Appl Clin Inform 2022; 13(03): 677-680
DOI: 10.1055/s-0042-1750356
Letter to the Editor

An Electronic Communication Workflow Optimization for Inpatient Specialist Consultation at an Academic Health Care System

Maiah Zarrabi
1   Department of Pediatrics, David Geffen School of Medicine at the University of California Los Angeles, Los Angeles, California, United States
,
Leesa Li-Fossum
1   Department of Pediatrics, David Geffen School of Medicine at the University of California Los Angeles, Los Angeles, California, United States
,
Betty Tseng
2   Information Services and Solutions, University of California Los Angeles, Los Angeles, California, United States
,
Kelly Lockett
2   Information Services and Solutions, University of California Los Angeles, Los Angeles, California, United States
,
Arash Shamsian
2   Information Services and Solutions, University of California Los Angeles, Los Angeles, California, United States
,
Myung Shin Sim
3   Department of Medicine, David Geffen School of Medicine at the University of California Los Angeles, Los Angeles, California, United States
,
Daniel M. Kozman
3   Department of Medicine, David Geffen School of Medicine at the University of California Los Angeles, Los Angeles, California, United States
,
Mindy K. Ross
1   Department of Pediatrics, David Geffen School of Medicine at the University of California Los Angeles, Los Angeles, California, United States
› Author Affiliations
Funding This research was supported by NIH National Center for Advancing Translational Science (NCATS) UCLA CTSI Grant Number UL1TR001881.
 

Background and Significance

Specialist team consultation is a mainstay of modern medical practice due to the increased complexity of inpatient medicine.
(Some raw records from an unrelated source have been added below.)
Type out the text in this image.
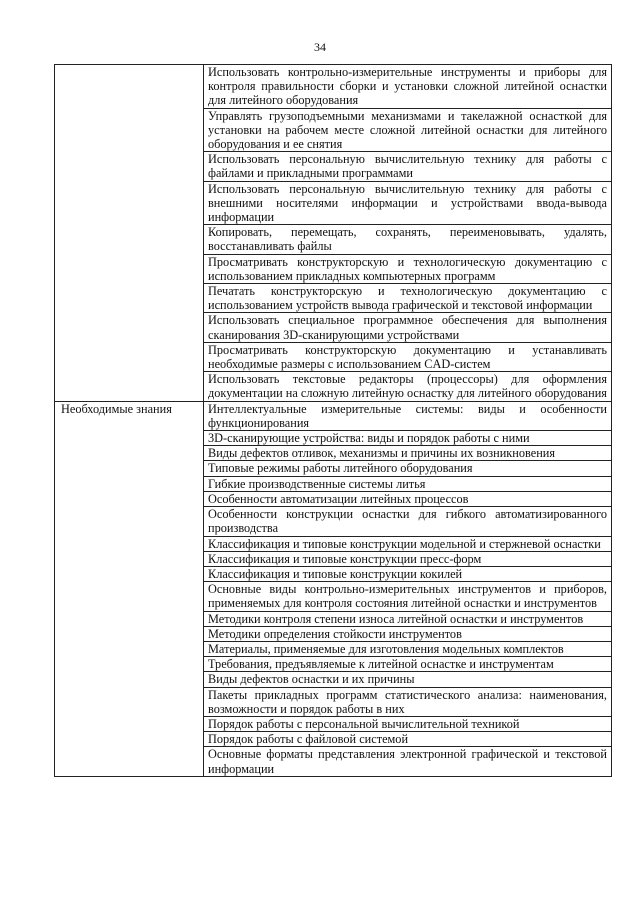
34
	Использовать контрольно-измерительные инструменты и приборы для контроля правильности сборки и установки сложной литейной оснастки для литейного оборудования
	Управлять грузоподъемными механизмами и такелажной оснасткой для установки на рабочем месте сложной литейной оснастки для литейного оборудования и ее снятия
	Использовать персональную вычислительную технику для работы с файлами и прикладными программами
	Использовать персональную вычислительную технику для работы с внешними носителями информации и устройствами ввода-вывода информации
	Копировать, перемещать, сохранять, переименовывать, удалять, восстанавливать файлы
	Просматривать конструкторскую и технологическую документацию с использованием прикладных компьютерных программ
	Печатать конструкторскую и технологическую документацию с использованием устройств вывода графической и текстовой информации
	Использовать специальное программное обеспечения для выполнения сканирования 3D-сканирующими устройствами
	Просматривать конструкторскую документацию и устанавливать необходимые размеры с использованием CAD-систем
	Использовать текстовые редакторы (процессоры) для оформления документации на сложную литейную оснастку для литейного оборудования
Необходимые знания	Интеллектуальные измерительные системы: виды и особенности функционирования
	3D-сканирующие устройства: виды и порядок работы с ними
	Виды дефектов отливок, механизмы и причины их возникновения
	Типовые режимы работы литейного оборудования
	Гибкие производственные системы литья
	Особенности автоматизации литейных процессов
	Особенности конструкции оснастки для гибкого автоматизированного производства
	Классификация и типовые конструкции модельной и стержневой оснастки
	Классификация и типовые конструкции пресс-форм
	Классификация и типовые конструкции кокилей
	Основные виды контрольно-измерительных инструментов и приборов, применяемых для контроля состояния литейной оснастки и инструментов
	Методики контроля степени износа литейной оснастки и инструментов
	Методики определения стойкости инструментов
	Материалы, применяемые для изготовления модельных комплектов
	Требования, предъявляемые к литейной оснастке и инструментам
	Виды дефектов оснастки и их причины
	Пакеты прикладных программ статистического анализа: наименования, возможности и порядок работы в них
	Порядок работы с персональной вычислительной техникой
	Порядок работы с файловой системой
	Основные форматы представления электронной графической и текстовой информации
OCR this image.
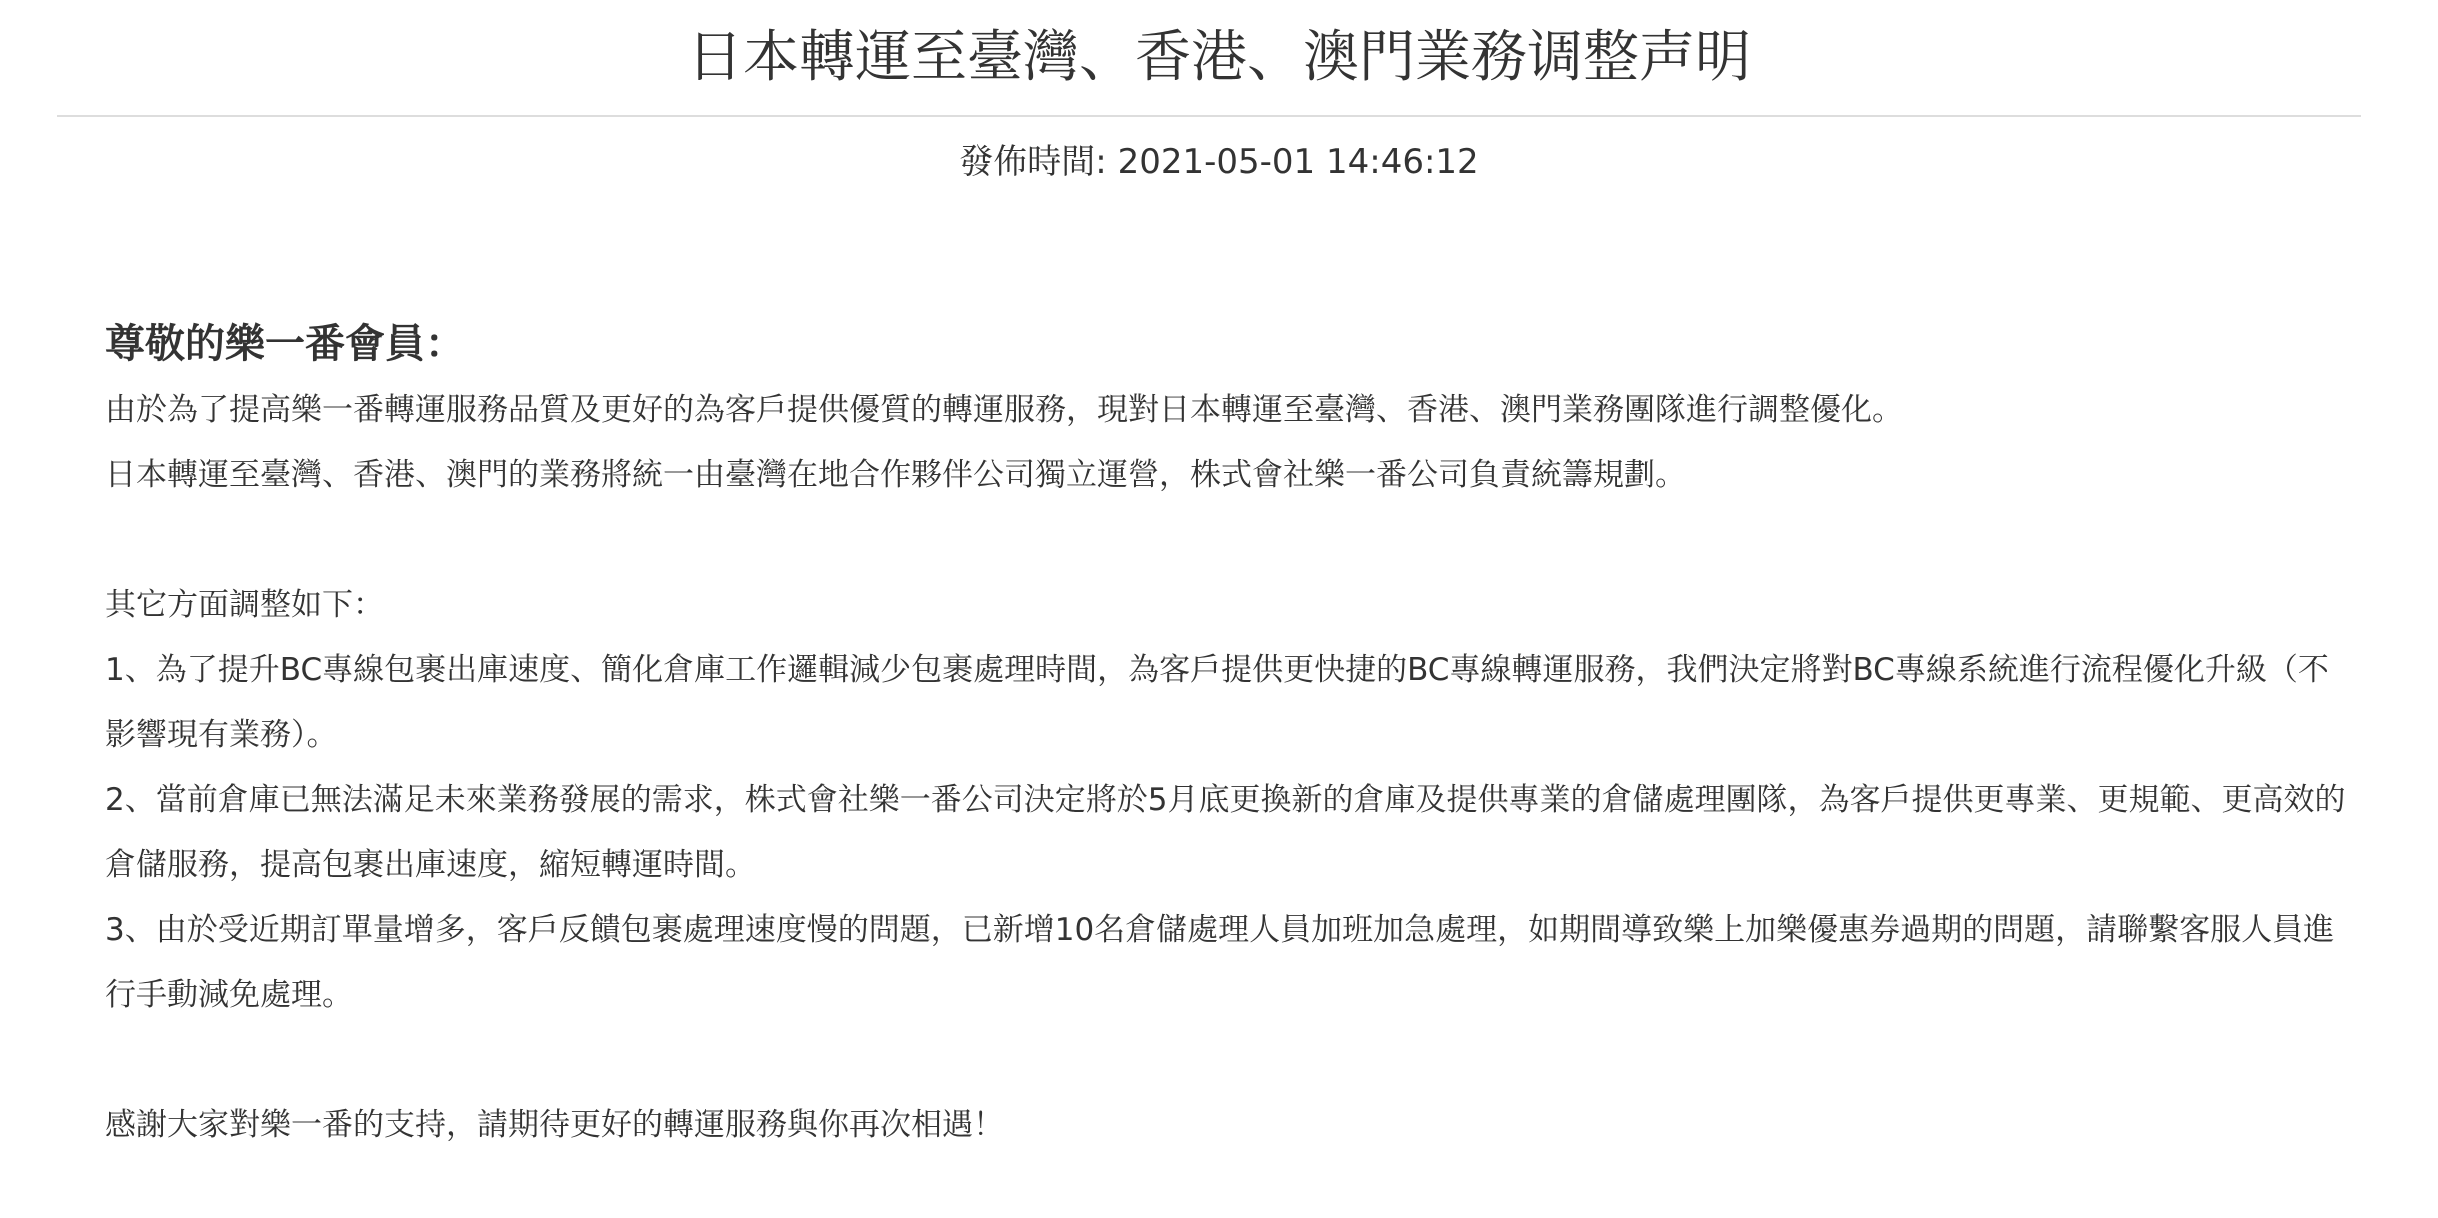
日本轉運至臺灣、香港、澳門業務调整声明
發佈時間: 2021-05-01 14:46:12

尊敬的樂一番會員：

由於為了提高樂一番轉運服務品質及更好的為客戶提供優質的轉運服務，現對日本轉運至臺灣、香港、澳門業務團隊進行調整優化。

日本轉運至臺灣、香港、澳門的業務將統一由臺灣在地合作夥伴公司獨立運營，株式會社樂一番公司負責統籌規劃。

其它方面調整如下：

1、為了提升BC專線包裹出庫速度、簡化倉庫工作邏輯減少包裹處理時間，為客戶提供更快捷的BC專線轉運服務，我們決定將對BC專線系統進行流程優化升級（不影響現有業務）。

2、當前倉庫已無法滿足未來業務發展的需求，株式會社樂一番公司決定將於5月底更換新的倉庫及提供專業的倉儲處理團隊，為客戶提供更專業、更規範、更高效的倉儲服務，提高包裹出庫速度，縮短轉運時間。

3、由於受近期訂單量增多，客戶反饋包裹處理速度慢的問題，已新增10名倉儲處理人員加班加急處理，如期間導致樂上加樂優惠券過期的問題，請聯繫客服人員進行手動減免處理。

感謝大家對樂一番的支持，請期待更好的轉運服務與你再次相遇！
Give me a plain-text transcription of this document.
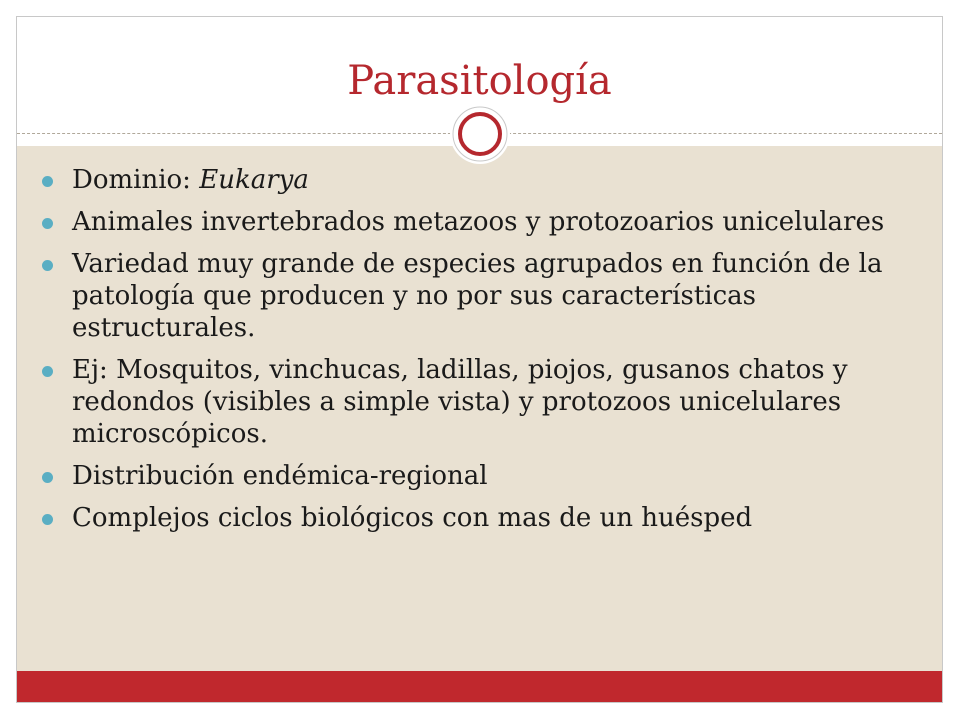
Parasitología
Dominio: Eukarya
Animales invertebrados metazoos y protozoarios unicelulares
Variedad muy grande de especies agrupados en función de la patología que producen y no por sus características estructurales.
Ej: Mosquitos, vinchucas, ladillas, piojos, gusanos chatos y redondos (visibles a simple vista) y protozoos unicelulares microscópicos.
Distribución endémica-regional
Complejos ciclos biológicos con mas de un huésped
Timely consultation can be crucial to patient assessment and treatment plans[1]; however, delayed consultation can occur due to communication barriers.[2] Communication for specialist consultation in the inpatient setting is often dependent upon the use of hospital phone operators, pager devices, and web-based systems that are separate from the electronic health record (EHR).[3] Given the growing amount of multidisciplinary care, limited human resources, and time constraints, it is advantageous to eliminate inefficiencies in communication wherever possible.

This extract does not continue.